I. S'ADAPTER POUR SURVIVRE : L'AGRICULTURE FRANÇAISE FACE À SON DESTIN

A. L'AGRICULTURE EN FRANCE : INDISPENSABLE MAIS FRAGILE

1. La France, grand pays agricole

a) Un rôle économique et social de l'agriculture de plus en plus modeste

Premier pays agricole de l'Union européenne, avec 66,8 milliards d'euros, sur un total de 367,4 milliards de PIB agricole, la France représente 18 % de la production européenne4(*).

Le poids symbolique de l'agriculture dans l'économie française reste cependant bien supérieur à son poids réel, qui ne cesse de baisser par rapport aux autres secteurs, passant en 30 ans de plus de 4 % à moins de 2 % du PIB en 20085(*).

Dans l'emploi, l'agriculture a également perdu beaucoup de terrain, avec une population active agricole qui est passée d'un peu moins de 2 millions de personnes en 1980, soit 8 % de la population active, à 750 000 aujourd'hui environ, soit moins de 3,5 % de la population active.

Le progrès technique et les gains de productivité ont permis que cette réduction considérable ne s'accompagne pas d'une régression dans les mêmes proportions des terres exploitées et des productions.

La superficie agricole utilisée (SAU) est ainsi passée de 31,7 millions d'hectares à 29,3 millions durant la même période, essentiellement au profit de l'urbanisation et des aménagements collectifs comme les routes. La part des terres agricoles non cultivées a même baissé légèrement, passant de 2,76 à 2,55 millions d'hectares.

Au niveau des productions, on constate la même stabilité : ainsi le cheptel bovin a baissé de 4 millions de têtes et la production de viande bovine de 12 %, mais cette baisse a été compensée par le développement des productions porcines et de volailles.

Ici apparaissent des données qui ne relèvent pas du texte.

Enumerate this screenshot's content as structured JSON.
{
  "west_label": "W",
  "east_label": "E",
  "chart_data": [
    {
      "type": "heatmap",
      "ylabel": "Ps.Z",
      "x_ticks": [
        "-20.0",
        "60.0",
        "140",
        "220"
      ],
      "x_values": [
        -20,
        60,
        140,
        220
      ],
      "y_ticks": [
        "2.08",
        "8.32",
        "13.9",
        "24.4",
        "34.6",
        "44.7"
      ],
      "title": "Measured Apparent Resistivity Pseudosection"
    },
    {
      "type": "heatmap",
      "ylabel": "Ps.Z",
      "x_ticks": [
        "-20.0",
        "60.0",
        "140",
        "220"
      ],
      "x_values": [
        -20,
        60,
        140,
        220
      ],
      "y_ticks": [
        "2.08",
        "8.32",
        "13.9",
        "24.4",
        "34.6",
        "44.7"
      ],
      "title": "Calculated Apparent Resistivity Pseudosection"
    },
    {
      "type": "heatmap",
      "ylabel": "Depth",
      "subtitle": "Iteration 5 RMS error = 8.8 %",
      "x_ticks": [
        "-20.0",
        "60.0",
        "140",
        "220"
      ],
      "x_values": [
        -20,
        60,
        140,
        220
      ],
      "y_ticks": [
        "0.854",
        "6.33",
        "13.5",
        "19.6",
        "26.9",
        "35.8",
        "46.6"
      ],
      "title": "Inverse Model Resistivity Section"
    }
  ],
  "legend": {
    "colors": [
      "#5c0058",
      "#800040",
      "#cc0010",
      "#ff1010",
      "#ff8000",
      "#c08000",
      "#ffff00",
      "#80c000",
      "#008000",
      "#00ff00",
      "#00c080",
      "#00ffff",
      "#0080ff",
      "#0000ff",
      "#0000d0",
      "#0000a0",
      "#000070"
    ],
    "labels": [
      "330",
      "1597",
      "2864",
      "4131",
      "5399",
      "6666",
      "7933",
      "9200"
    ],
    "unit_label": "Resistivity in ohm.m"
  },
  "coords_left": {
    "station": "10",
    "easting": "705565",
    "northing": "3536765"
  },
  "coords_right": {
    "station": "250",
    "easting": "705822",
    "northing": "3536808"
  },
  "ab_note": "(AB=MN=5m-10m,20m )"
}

Dans le secteur du lait, le cheptel a baissé de plus de 40 %, mais la production laitière est restée stable autour de 23 milliards de litres par an, grâce à une augmentation de la productivité.

Dans le secteur végétal, les rendements croissants ont permis d'accroître la production malgré la légère baisse des surfaces cultivées, même si depuis quelques années, les rendements du blé et du maïs semblent stagner.

Bref, la révolution agricole, s'appuyant sur un appareil de recherche, de sélection végétale et de sélection génétique du cheptel, s'est poursuivie mais discrètement, silencieusement, d'autant plus que les gains de productivité n'ont pas été captés par l'amont, c'est à dire les agriculteurs, mais redistribués dans l'économie sous forme de baisse des prix agricoles.

Les exploitations se sont restructurées et le nombre d'exploitations professionnelles est passé de plus de 600 000 en 1988 à 326 000 en 20076(*). Si leur taille a augmenté, le modèle de l'exploitation familiale prédomine encore avec moins de 6 % des exploitations de plus de 200 hectares et une population salariée agricole permanente qui continue de régresser avec 140 000 personnes (contre près de 600 000 exploitants, co-exploitants et aidants familiaux).

* 4 Chiffres Eurostat 2007.

* 5 Chiffres INSEE 2008.

* 6 Derniers chiffres disponibles. Agreste Graphagri 2009.